Barratt Redrow merger given greenlight by competition watchdog
The competition watchdog has given its final clearance for the merger of housebuilders Barratt and Redrow. The Competition and Markets Authority (CMA) launched an investigation into the proposed £2.5bn deal in June after it was first announced in February. The deal was completed in August without regulatory approval after the CMA suggested there were reasonable grounds to believe [...]
The competition watchdog has given its final clearance for the merger of housebuilders Barratt and Redrow.
The Competition and Markets Authority (CMA) launched an investigation into the proposed £2.5bn deal in June after it was first announced in February. The deal was completed in August without regulatory approval after the CMA suggested there were reasonable grounds to believe it would go ahead.
Today, the Competition and Markets Authority has given the official greenlight for the deal, with Barratt chief, David Thomas, describing the clearance as a “significant milestone” for Barratt Redrow, as it “comes together as one organisation.”
“With this combination, we have created an exceptional housebuilder in terms of quality, service and sustainability, able to accelerate the delivery of the homes this country needs,” he added.
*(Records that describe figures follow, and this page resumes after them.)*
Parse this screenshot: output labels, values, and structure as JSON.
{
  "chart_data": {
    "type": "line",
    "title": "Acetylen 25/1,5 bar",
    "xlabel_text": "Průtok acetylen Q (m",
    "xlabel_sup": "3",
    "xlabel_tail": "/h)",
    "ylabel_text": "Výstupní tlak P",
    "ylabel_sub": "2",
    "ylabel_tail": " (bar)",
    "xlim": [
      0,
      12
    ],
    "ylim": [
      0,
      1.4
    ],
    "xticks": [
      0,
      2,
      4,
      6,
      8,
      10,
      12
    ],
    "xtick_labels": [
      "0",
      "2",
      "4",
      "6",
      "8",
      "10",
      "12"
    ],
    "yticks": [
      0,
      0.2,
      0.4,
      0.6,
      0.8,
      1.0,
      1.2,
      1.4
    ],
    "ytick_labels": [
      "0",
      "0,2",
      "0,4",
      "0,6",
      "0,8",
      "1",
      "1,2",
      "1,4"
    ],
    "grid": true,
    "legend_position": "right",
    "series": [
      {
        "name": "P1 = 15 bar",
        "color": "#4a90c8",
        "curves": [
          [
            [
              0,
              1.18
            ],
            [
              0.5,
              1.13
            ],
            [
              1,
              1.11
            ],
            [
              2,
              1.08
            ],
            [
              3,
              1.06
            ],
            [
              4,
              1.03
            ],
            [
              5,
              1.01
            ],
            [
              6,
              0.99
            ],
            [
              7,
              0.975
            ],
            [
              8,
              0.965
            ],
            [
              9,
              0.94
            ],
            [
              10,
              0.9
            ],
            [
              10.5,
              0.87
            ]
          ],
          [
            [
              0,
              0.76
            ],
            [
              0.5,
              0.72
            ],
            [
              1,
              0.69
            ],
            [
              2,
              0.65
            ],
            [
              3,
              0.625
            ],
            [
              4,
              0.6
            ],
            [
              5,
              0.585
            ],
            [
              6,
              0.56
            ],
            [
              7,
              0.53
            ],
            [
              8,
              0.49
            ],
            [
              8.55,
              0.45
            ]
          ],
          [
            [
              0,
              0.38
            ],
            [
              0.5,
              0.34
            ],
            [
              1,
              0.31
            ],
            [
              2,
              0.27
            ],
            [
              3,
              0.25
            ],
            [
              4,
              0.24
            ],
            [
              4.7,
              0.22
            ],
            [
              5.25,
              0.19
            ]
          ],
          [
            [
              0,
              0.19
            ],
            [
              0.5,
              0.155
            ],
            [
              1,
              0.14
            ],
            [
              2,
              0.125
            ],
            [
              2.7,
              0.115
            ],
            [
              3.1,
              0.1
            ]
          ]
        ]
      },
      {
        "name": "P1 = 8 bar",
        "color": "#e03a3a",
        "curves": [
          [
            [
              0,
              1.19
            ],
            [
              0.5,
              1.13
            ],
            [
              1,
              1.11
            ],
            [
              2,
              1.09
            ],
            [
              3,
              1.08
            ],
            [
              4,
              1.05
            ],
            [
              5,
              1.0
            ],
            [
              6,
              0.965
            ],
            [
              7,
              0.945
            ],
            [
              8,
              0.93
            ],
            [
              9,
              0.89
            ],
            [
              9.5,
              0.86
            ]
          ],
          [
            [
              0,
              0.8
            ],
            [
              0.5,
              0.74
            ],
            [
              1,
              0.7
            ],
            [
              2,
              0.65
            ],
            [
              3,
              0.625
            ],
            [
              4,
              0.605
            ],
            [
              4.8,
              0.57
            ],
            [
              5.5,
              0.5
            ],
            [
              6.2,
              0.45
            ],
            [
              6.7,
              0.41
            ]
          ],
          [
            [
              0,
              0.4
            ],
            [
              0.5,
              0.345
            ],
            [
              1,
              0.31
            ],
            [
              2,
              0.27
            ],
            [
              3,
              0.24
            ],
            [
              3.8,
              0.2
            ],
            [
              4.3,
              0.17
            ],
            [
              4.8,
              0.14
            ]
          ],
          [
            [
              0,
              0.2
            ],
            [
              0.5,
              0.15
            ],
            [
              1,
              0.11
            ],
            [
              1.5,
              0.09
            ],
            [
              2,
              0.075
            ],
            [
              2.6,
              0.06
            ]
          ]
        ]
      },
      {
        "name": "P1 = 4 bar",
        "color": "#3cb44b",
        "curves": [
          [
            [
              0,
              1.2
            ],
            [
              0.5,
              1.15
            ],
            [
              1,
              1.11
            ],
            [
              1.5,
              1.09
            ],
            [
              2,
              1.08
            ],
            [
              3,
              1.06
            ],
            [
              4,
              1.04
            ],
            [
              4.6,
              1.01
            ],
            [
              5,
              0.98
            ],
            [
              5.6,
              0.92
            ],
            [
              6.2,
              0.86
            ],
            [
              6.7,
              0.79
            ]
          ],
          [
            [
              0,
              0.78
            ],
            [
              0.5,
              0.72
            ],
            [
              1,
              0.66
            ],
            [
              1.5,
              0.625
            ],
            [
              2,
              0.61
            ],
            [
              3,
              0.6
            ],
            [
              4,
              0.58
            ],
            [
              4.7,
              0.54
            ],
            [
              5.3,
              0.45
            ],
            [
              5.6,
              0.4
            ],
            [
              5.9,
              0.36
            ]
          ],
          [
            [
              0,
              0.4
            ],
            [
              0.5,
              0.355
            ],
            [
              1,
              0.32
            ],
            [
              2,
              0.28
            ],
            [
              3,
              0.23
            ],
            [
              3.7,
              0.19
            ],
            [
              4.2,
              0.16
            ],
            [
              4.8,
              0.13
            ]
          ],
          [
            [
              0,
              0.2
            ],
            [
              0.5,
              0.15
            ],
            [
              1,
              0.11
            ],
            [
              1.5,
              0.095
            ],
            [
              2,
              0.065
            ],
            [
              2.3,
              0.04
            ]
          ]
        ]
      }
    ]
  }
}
“Together, we offer a broader range of homes and price points for our customers who we will continue to put at the heart of everything we do. Our focus now is on integrating our businesses as efficiently and effectively as we can to deliver the expected benefits of the Combination.”
The decision represents final determination of the CMA’s investigation.
The CMA was probing as to whether its investigation needed to be escalated to phase two, over competition concerns. In particular this linked to local competition concerns.
Following the clearance, Barratt said it will “now commence the integration of the businesses” and said its “intention remains to substantially complete the implementation of an integration plan within 18 months”, of the purchase date. It said “synergies” from the deal are due to be fully realised within three years.
According to Sky News, the merger could cost 10 per cent of jobs across the two businesses. It is also hoped to save up to £90m a year in costs.
In its most recent results, Barratt said its total home completions in the year ended 30 June reached 14,004, down 18.6 per cent from 17,206 in 2023 but at the upper end of the company’s expectations.